Wednesday, May 2, 2007

Not Mentioned In This Post: Alabama, Oranges, Grapes, Powerbars, Warm Dr. Pepper

what i'm listening to right now: Am I A Good Man by Them Two

I've been spending most of my sick day today downloading music off Soulseek. Is that an admission of illegally downloading music? I guess it is. Maybe I should scratch that. I really wanted to hear "Something Else By The Kinks" without getting up and going to the record player, so I downloaded that, and some songs by The Toadies. I was approaching this with trepidation as much as you are kinda recoiling from the thought of '90s post grunge/major label cash grab/teenage angst flashbacks. But I was kinda convinced through a mix of nostalgia and an excellent review of it I found while going through the Cokemachineglow archives. (There's also a positive review of Blind Melon's Soup that vindicated it's inclusion on my Top Ten High School Albums.) And I'm glad I was convinced. It's great. Damn. I'm really surprised by how well this has held up in the ensuing thirteen years. It's all pile driver rocking that bands today don't seem to have a handle on anymore. The last Strokes album did something similar, but to a weird conclusion. It didn't seem like they were supposed to be doing that stuff, the whole way through, it was like "Really, you're rocking this hard? Are you in the right place?" Not that there's anything wrong with that.

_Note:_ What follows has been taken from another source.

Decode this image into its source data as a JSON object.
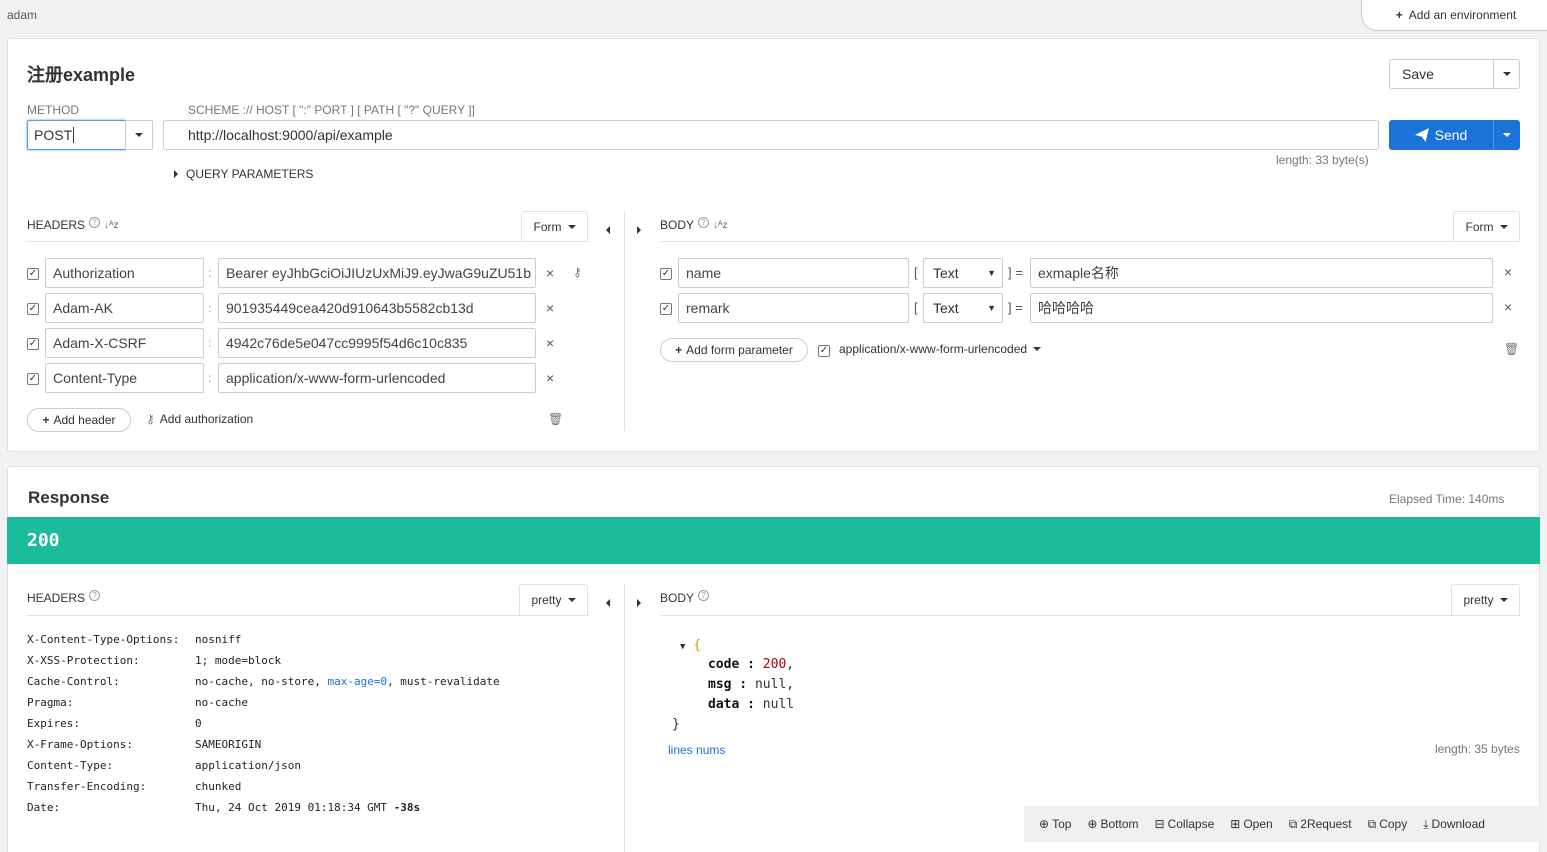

Then, I found what I'm going to be spending the majority of my disposable income on. The Numero Group has been releasing this series of compilations under the moniker of Eccentric Soul. They're compilations of long lost soul recordings, all the rewards of crate digging for obscure records without all the dust and actual crate digging. I've downloaded a few samples, and I've been completely blown away. It's some fantastic stuff, I'm particularly smitten with the first track off the Deep City Label disc by Them Two. It's smoky soul, like if Marvin Gaye stepped in for either Sam or Dave, and put some string drenching Philly soul behind it. The few tracks I've heard off the Twinight album are even more impressive. A sort of Chicago answer to Motown, with an amazing house band and a stable of soulful singers.


So I'm gonna go and buy these albums, unlike the Toadies or the Kinks album that I downloaded today, both of which I own in a different format (vinyl and cassette respectively, though I couldn't tell you where that cassette might be, if I in fact still have it). See, RIAA, I use downloading as a road map to what I'm going to buy. If you would just go into my living room and see all of the stuff I've bought, and measure that against what I've illegally downloaded, I think you wouldn't mind it so much. At any rate, I don't think the labels I try to support are even involved in the RIAA anyway, so maybe they're just mad that I won't buy they're ten thousandth Elton John greatest hits collection, or maybe something from that emo band that stole their name from Milhouse's superhero movie sidekick persona.